Sarasota’s long-standing independent video store and local gathering place, Video Renaissance, known for its eclectic catalogue and staff expertise, will close shop after 33 years in business.
Bill Wooldridge opened up its first incarnation as “Cult Video” in 1985, then located on Siesta Key, with around 200 titles available to rent. It was at one time just a small personal collection, born out of a desire to watch and pass around movies that were otherwise inaccessible—chain stores offered only a small number of foreign films, and rarely carried any films considered too obscure, unconventional or inappropriate to turn a short-term profit. This collection grew along with Video Renaissance’s following, and according to Wooldridge, it eventually peaked at around 50,000 available titles.
While I was in the store, Norman, a long-time patron—he had worked next door to the shop on Siesta Key back in 1985—stopped by with some moving boxes and chocolate almonds for Wooldridge. They talked for awhile, and he asked about a few Noir films that Wooldridge had recommended before. When I came up to the counter, Norman greeted me, and I told him I went to New College.

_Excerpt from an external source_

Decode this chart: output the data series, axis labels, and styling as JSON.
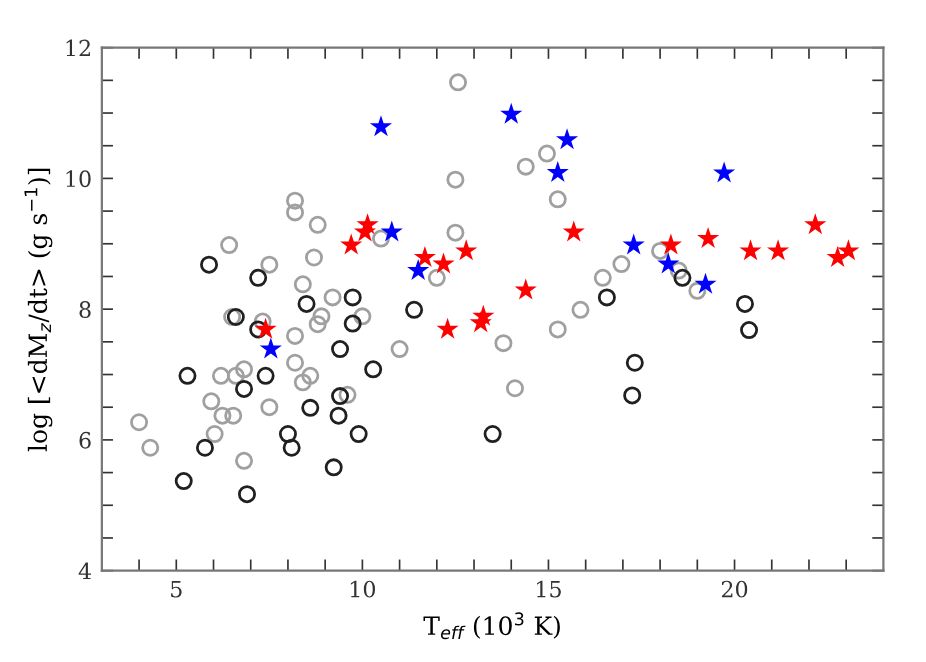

They both spoke fondly of New College, which for a few decades had intimate ties to the video store. Throughout the late 1980s and into the early 2000s, students from New College regularly came in to get recommendations from the clerks, and had conversations with other locals that weren’t students. The beginnings of the store marked a younger and more affordable Siesta Key, one that, on occasion, smelled of marijuana and soon-to-be-prohibited fertilizers. It was a meeting place, where people could come to rent a movie and run into someone they hadn’t seen in a few weeks. Traditionally “high” and “low” forms of art were given little distinction among one another: Vin Diesel could be found to share the same shelf as Tarkovsky, and one could get some laundry done next door to the Bee Ridge location while they looked for a Bulgarian “Titanic.”
Many regulars, and even the employees, assumed that the store would be closed by the mid-2000s, as Netflix began to take over the industry with the inception of its streaming services in 2007. Blockbusters and independent video stores alike quickly went under over the years, but Video Renaissance remained a cultural fixture, supported by a loyal customer base.
It wasn’t until the end of 2016, and early 2017, that there was a significant drop in business, though Wooldridge remembered an especially crowded Friday night around that time in November, as large groups of people congregated in the store and discussed the recent results of the 2016 election. Some left soon after receiving their rentals, but many stuck around that night to talk amongst themselves.
Video Renaissance will shut its doors for good by the end of September.
“Talking to and meeting all of the people, seeing how kids were thinking about the world over the years—I’ll miss that,” Wooldridge said. “But it’s time to close.”
An outpouring of community support followed news of the store’s closure. Two Pine View School alumni, Damien Bythrow and Nathan J. Robinson, started a GoFundMe with the intentions of purchasing much of Bill’s film collection wholesale for donation to various public libraries in Sarasota, including the Jane Bancroft Cook Library, as opposed to the collection being sold in pieces to individuals. Many of the films that the campaign is concerned with would otherwise be lost and inaccessible to the Sarasota public if they were no longer available locally. The GoFundMe is currently nearing a quarter of its fundraising goal.